Incohérence ou absence totale de logique, ce sont les qualificatifs qui collent bien au comportement du parti ADEMA-PASJ, membre du Cadre d’échanges des partis et regroupements pour une transition réunie, en décidant de tourner le dos à l’une des revendications majeures dudit front après son annonce de participer aux Assises nationales de la refondation. Après ce revirement spectaculaire, l’ADEMA a-t-il le droit de siéger au sein du Cadre d’échanges ?

L’ADEMA-PASJ, à travers son tout président Marimantia DIARRA, a annoncé dans une interview accordée à nos confères de l’Essor que les Abeilles participeront aux Assises nationales de la refondation, dont la phase nationale est programmée en décembre prochain.
« Le 6e congrès de l’ADEMA-PASJ vient de se tenir les 16, 17 et 18 octobre 2021. La direction du parti doit exécuter les résolutions adoptées par ce congrès. Ces résolutions indiquent clairement que nous devons participer aux Assises nationales de la refondation, mais dans le cadre d’une participation responsable et patriotique », a affirmé le Président DIARRA.
Puis, il a ajouté qu’à ces assises les représentants du Parti défendront leurs réflexions, points de vue, car, se targue-t-il, depuis la crise qui sévissait bien avant les évènements du 18 août 2020, l’ADEMA avait produit et transmis beaucoup de réflexions stratégiques et des propositions pratiques qui n’ont toujours pas été exploitées comme attendu.
« Leur utilisation aurait peut-être pu permettre d’anticiper sur bien de nos préoccupations sociopolitiques actuelles », a indiqué le responsable politique de l’Adema.
Cette prise de position de l’ADEMA étonne, parce qu’elle tranche avec les engagements du Parti en tant que membre du Cadre d’échanges qui avait tout de suite rejeté des propositions du gouvernement sur l’organisation des Assises nationales de la refondation, le format de la création de l’Organe unique de gestion des élections, tout en demandant le respect du délai imparti de la transition.
Dans son intervention, le président Marimantia DIARRA déconseille à ses alliés du Cadre d’échanges d’observer la politique de la chaise vide en ce qui est de leur participation aux Assises nationales de la refondation.
Or, il y a juste quelques semaines, ce même parti rucher a respecté les consignes du Cadre en boycottant les journées de l’atelier de validation des TDR des ANR. Étonnement, la Ruche a adopté la politique de la chaise que déconseille son tout nouveau président.
Certes, ce n’est pas le même bureau, mais c’est le même parti, dont la gestion doit reposer sur des principes directeurs qui ne peuvent être mis en cause en fonction de l’humeur du roi du jour. Ce qui est déconcertant, c’est que ceux qui sont à la tête du parti maintenant étaient pour la plupart membres de l’ancien bureau dirigé par le président Tiemoko SANGARE. Officiellement, aucun d’entre eux ne s’est opposé à la décision du bureau exécutif du Parti pour violation des principes et textes.
En décidant de participer à ces Assises nationales de la refondation, le Parti ADEMA, implicitement, accepterait la prorogation du délai imparti de la transition contre laquelle il est opposé. Parce que, selon les prévisions du gouvernement, ce sont les participants à ces Assises qui détermineront le sort de la transition.
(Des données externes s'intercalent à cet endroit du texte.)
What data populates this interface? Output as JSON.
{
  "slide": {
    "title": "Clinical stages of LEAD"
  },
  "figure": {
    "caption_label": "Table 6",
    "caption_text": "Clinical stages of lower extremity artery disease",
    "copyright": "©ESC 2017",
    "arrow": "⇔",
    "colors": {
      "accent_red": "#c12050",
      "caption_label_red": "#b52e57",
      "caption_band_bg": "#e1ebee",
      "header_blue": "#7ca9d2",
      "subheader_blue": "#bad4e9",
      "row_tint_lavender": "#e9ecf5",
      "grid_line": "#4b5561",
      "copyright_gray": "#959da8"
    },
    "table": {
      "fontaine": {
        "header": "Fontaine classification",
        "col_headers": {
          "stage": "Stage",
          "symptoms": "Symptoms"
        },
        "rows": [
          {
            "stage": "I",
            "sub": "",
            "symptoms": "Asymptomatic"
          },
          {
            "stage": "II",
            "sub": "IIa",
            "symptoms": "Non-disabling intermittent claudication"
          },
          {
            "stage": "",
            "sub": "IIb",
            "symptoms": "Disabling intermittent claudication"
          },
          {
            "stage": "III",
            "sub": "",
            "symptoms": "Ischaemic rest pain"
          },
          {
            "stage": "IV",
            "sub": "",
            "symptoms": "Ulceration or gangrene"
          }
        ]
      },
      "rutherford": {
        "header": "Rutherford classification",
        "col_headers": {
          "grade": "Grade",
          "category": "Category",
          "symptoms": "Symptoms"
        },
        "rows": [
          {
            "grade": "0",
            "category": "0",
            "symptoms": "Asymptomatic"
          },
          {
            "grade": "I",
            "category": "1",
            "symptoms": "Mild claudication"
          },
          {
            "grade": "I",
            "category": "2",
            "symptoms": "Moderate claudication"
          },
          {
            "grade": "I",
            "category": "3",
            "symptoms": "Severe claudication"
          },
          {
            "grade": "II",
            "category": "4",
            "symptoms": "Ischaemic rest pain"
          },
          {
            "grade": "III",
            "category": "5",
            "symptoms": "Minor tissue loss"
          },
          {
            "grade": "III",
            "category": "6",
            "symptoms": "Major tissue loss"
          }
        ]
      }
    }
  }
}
Ce virement de position, en ce laps de temps, pose le problème de la sincérité dans les prises de position sur ces questions d’intérêt général. En effet, après plus de 30 ans de vie démocratique, il est difficile de cerner la logique et la cohérence des formations politiques au Mali. Ce sont de véritablement caméléons qui changent de couleurs et de conviction en fonction des impératifs alimentaires. A l’image de l’Adema PASJ, ils disent ‘’Tchiou et tcha’’.